The next couple of statements,

n.xy = nrow(pop.data)

data=list(n=n.xy, x=as.real(pop.data$"Population Size"), y=as.real(pop.data$"Growth Rate"))

specify the data that will be used by your BUGS program. Notice that you can assign data vectors on the R side to different names on the BUGS side. For example, the bit that reads

x=as.real(pop.data$"Population Size")

says that the x vector in your BUGS program (see the code above) is composed of the column in your data frame called Population Size and the bit that reads

y=as.real(pop.data$"Growth Rate")

the y vector required by the BUGS program is composed of a column in your data frame called Growth Rate (pretty cool, I think). It is important for you to understand that the lhs of the = in corresponds to the what the data are called in the BUGS program and the rhs of the = is what they are called in R. Also, note that because pop.data is a data frame I used as.real( ) to be sure that BUGS received real numbers instead of characters or factors, as can happen with data frames.
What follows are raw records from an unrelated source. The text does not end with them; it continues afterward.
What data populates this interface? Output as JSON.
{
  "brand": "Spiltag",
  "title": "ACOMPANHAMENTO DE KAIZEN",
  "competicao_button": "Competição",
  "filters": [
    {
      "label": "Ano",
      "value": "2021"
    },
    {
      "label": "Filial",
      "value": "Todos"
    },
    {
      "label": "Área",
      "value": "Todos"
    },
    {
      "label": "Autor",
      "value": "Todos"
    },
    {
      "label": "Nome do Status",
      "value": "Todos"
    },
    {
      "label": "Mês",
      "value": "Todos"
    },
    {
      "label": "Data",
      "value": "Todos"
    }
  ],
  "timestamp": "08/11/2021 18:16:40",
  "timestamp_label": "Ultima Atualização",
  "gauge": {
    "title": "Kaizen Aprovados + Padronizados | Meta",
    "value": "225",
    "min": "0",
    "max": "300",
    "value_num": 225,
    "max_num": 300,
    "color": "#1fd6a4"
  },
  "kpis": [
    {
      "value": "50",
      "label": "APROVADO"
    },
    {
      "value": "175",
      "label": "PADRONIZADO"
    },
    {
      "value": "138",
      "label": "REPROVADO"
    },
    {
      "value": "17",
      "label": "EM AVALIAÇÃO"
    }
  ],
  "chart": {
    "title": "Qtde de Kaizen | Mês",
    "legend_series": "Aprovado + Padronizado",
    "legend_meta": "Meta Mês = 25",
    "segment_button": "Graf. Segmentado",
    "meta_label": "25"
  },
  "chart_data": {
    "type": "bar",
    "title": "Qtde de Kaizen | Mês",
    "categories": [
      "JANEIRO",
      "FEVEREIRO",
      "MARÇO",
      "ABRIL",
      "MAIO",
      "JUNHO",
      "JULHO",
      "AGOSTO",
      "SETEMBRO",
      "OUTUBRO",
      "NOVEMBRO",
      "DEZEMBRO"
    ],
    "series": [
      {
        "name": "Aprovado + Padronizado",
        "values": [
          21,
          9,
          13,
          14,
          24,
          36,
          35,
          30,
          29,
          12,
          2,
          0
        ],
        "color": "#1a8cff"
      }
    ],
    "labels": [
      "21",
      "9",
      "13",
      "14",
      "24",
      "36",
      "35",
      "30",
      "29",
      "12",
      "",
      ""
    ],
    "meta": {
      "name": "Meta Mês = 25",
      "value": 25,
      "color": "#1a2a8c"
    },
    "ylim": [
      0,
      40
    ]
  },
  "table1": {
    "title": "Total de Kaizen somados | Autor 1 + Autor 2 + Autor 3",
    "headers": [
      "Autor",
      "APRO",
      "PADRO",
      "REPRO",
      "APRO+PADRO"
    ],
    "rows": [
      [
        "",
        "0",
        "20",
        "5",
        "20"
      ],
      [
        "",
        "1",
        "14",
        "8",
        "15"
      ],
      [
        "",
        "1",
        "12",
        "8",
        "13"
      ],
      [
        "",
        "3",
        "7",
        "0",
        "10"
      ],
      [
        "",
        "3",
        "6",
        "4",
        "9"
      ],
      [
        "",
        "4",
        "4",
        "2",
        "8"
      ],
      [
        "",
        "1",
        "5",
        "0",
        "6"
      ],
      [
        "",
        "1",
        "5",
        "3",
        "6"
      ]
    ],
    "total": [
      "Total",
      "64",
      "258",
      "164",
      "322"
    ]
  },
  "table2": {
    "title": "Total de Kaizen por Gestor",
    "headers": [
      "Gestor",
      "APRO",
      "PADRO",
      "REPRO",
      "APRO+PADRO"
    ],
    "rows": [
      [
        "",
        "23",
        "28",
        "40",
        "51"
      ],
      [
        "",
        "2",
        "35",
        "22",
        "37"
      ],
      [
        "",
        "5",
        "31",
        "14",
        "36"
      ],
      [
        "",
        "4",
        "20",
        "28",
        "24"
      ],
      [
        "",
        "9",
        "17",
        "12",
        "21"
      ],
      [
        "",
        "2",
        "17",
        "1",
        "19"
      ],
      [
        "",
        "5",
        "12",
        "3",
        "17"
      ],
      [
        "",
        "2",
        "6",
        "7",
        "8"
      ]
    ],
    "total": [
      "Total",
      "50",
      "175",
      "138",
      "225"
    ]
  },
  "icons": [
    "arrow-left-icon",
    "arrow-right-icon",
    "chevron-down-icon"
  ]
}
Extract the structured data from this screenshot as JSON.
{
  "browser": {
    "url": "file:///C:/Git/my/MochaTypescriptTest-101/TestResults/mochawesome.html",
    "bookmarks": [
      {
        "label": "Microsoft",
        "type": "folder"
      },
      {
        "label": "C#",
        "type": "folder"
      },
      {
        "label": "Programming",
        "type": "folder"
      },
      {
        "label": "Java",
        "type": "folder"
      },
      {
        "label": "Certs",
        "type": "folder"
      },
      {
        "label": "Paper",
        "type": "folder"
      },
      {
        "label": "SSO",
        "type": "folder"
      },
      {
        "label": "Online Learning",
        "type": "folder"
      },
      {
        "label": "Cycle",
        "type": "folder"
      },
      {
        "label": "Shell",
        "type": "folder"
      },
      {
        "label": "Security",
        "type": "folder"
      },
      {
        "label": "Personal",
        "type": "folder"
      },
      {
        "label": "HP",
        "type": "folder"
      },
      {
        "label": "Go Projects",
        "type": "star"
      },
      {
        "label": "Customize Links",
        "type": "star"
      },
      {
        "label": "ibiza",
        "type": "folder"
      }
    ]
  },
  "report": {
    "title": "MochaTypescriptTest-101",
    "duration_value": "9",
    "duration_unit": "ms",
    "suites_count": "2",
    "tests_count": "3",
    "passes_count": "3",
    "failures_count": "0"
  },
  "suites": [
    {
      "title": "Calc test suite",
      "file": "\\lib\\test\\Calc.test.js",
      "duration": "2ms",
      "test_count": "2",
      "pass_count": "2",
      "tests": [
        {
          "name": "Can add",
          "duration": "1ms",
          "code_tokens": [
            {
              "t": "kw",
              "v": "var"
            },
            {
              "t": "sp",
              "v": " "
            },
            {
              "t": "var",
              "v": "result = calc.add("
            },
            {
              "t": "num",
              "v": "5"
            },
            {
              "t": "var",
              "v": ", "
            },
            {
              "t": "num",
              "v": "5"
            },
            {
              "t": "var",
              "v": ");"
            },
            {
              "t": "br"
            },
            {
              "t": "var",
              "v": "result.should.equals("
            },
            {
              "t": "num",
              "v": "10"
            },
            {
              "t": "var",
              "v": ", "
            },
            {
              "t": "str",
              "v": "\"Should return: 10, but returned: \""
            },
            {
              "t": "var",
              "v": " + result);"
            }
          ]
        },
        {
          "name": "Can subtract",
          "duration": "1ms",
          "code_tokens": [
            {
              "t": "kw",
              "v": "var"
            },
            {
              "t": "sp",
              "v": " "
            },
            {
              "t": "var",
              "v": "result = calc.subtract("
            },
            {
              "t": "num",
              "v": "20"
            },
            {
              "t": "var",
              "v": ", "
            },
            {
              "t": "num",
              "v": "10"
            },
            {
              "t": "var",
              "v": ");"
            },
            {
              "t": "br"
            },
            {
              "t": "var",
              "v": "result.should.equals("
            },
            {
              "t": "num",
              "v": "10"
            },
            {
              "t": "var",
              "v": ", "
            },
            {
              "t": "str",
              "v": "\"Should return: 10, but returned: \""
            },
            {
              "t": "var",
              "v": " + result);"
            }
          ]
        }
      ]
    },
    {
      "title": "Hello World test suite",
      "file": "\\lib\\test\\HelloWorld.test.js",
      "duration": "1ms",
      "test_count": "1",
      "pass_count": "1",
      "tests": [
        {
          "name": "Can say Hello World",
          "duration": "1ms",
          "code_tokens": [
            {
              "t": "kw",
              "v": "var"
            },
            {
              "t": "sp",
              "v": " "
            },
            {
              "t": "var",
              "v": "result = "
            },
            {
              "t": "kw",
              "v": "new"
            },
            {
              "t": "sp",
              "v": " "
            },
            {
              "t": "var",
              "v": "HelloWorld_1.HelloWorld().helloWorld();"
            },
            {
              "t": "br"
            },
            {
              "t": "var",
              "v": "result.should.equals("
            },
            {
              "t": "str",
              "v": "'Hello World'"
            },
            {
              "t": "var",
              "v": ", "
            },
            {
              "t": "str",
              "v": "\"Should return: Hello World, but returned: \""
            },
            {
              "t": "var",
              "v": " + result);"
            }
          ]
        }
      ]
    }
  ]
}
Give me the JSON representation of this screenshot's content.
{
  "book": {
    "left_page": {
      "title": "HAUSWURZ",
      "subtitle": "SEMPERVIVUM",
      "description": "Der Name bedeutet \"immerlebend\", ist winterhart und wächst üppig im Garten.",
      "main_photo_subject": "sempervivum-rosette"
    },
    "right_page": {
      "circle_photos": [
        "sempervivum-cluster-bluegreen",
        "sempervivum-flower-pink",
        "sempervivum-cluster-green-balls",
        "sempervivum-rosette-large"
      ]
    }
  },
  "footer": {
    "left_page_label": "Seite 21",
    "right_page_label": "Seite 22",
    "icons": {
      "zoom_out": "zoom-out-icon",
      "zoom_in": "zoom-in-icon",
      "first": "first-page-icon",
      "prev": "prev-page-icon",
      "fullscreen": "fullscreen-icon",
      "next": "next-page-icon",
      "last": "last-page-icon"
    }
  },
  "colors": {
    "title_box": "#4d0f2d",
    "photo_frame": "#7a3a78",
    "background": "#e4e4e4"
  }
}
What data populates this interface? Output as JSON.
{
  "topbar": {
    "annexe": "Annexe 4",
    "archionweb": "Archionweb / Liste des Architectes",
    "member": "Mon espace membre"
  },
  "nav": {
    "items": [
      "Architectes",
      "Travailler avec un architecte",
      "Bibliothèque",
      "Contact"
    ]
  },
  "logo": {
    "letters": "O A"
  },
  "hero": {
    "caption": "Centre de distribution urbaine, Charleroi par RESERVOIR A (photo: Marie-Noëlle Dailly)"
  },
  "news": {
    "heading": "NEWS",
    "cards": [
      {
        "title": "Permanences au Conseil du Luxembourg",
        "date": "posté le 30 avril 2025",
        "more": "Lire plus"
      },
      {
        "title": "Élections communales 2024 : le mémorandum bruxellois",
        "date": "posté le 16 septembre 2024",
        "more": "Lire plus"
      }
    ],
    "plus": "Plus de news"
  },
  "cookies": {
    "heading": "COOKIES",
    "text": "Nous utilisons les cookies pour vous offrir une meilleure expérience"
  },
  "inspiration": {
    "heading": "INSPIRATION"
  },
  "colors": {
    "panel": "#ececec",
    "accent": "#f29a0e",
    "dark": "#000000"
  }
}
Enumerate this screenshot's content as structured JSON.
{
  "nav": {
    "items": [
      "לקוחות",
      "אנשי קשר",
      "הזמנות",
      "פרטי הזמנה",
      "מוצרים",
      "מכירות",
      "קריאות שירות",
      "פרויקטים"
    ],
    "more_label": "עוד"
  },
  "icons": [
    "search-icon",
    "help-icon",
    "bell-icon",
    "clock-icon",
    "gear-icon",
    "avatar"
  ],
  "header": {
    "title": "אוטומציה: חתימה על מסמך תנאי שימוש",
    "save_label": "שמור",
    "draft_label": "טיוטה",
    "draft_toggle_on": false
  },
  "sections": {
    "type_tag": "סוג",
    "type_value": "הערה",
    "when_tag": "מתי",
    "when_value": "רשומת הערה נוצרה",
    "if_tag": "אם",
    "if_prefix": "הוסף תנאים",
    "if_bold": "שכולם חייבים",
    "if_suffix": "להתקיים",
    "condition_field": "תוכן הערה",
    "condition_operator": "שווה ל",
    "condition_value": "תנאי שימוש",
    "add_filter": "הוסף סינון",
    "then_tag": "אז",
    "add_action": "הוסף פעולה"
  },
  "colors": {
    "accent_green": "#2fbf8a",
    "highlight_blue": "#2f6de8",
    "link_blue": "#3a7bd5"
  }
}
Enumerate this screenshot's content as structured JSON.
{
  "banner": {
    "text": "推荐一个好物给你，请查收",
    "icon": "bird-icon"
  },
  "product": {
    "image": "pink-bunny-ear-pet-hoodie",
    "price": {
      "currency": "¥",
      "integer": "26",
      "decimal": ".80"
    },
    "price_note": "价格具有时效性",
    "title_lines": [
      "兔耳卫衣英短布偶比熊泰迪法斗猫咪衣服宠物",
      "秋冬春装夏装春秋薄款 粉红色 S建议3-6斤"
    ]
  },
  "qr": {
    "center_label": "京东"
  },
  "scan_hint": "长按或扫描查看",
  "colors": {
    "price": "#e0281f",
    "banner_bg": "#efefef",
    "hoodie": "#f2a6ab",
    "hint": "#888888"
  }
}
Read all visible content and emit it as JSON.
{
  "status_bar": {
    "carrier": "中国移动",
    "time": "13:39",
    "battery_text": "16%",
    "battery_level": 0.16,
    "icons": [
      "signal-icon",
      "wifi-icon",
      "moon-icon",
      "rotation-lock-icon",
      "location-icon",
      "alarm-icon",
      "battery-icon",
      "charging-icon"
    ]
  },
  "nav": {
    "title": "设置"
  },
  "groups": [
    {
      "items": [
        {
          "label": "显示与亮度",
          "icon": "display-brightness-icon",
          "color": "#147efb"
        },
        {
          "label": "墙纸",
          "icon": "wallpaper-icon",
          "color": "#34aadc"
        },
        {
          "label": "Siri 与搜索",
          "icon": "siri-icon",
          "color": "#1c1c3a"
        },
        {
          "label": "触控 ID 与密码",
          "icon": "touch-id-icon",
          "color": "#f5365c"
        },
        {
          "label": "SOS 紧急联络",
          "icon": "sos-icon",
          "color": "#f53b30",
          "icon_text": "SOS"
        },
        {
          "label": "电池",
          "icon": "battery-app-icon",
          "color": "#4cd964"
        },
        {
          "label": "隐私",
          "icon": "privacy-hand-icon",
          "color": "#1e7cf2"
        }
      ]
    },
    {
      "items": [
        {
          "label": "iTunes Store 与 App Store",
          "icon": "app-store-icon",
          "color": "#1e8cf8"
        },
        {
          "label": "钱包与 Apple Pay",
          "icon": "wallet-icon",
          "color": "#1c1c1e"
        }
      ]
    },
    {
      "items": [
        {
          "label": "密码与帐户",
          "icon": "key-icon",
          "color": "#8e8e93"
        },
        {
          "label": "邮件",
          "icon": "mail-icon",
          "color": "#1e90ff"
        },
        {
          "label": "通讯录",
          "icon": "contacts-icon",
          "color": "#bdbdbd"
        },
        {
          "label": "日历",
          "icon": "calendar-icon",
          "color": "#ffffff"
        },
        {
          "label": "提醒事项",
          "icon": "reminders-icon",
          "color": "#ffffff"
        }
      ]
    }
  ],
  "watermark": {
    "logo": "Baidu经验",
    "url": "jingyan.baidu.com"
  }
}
This can be particularly important if you have missing data in the data matrix. The n is required in the BUGS program to index the for loop (see the code) and it must be read as data in this statement. By the way, you don’t need to call this list “data”---it could be anything (“apples”, “bookshelves”, “xy” etc.)

Interface between R and BUGS: JAGS

This section is for JAGS users. WinBUGS users should go to the next section.

Now that you have a list of data and initial values (which I include below for clarity) for the MCMC chain you make calls to JAGS using the following:

setwd("/Users/Tom/Documents/Ecological Modeling Course/WinBUGS manual/Primer of MCMC Sampling Software for Ecologists/")

rm(list=ls())

pop.data=(read.csv("Logistic Data"))

names(pop.data)=c("Year","Population Size", "Growth Rate")

inits=list(

list(K=1500, r=.5, tau=.05)

)

n.xy = nrow(pop.data)

data=list(n=n.xy, x=as.real(pop.data$"Population Size"), y=as.real(pop.data$"Growth Rate"))

library(rjags)

##call to JAGS

jm=jags.model("Logistic example BUGS.R",data=data,inits,n.chains=length(inits), n.adapt = 10000)

zm=coda.samples(jm,variable.names=c("K", "r", "sigma"), n.iter=50000, n.thin=1)

The first statement (jm = ....) creates and initializes then MCMC chain. Its first argument is the name of the file containing the BUGS code. Note that in this case, the file resided in the default working directory, which I specified at the top of the file. Otherwise, you would need to specify the full path name. The next two expressions specify where the data come from, where to get the initial values, and how many chains to create (i.e., the length of the list inits). Finally, it specifies the “burn-in” how many samples to throw away before beginning to save values in the chain. Thus, in this case, we will throw away the first 10,000 values.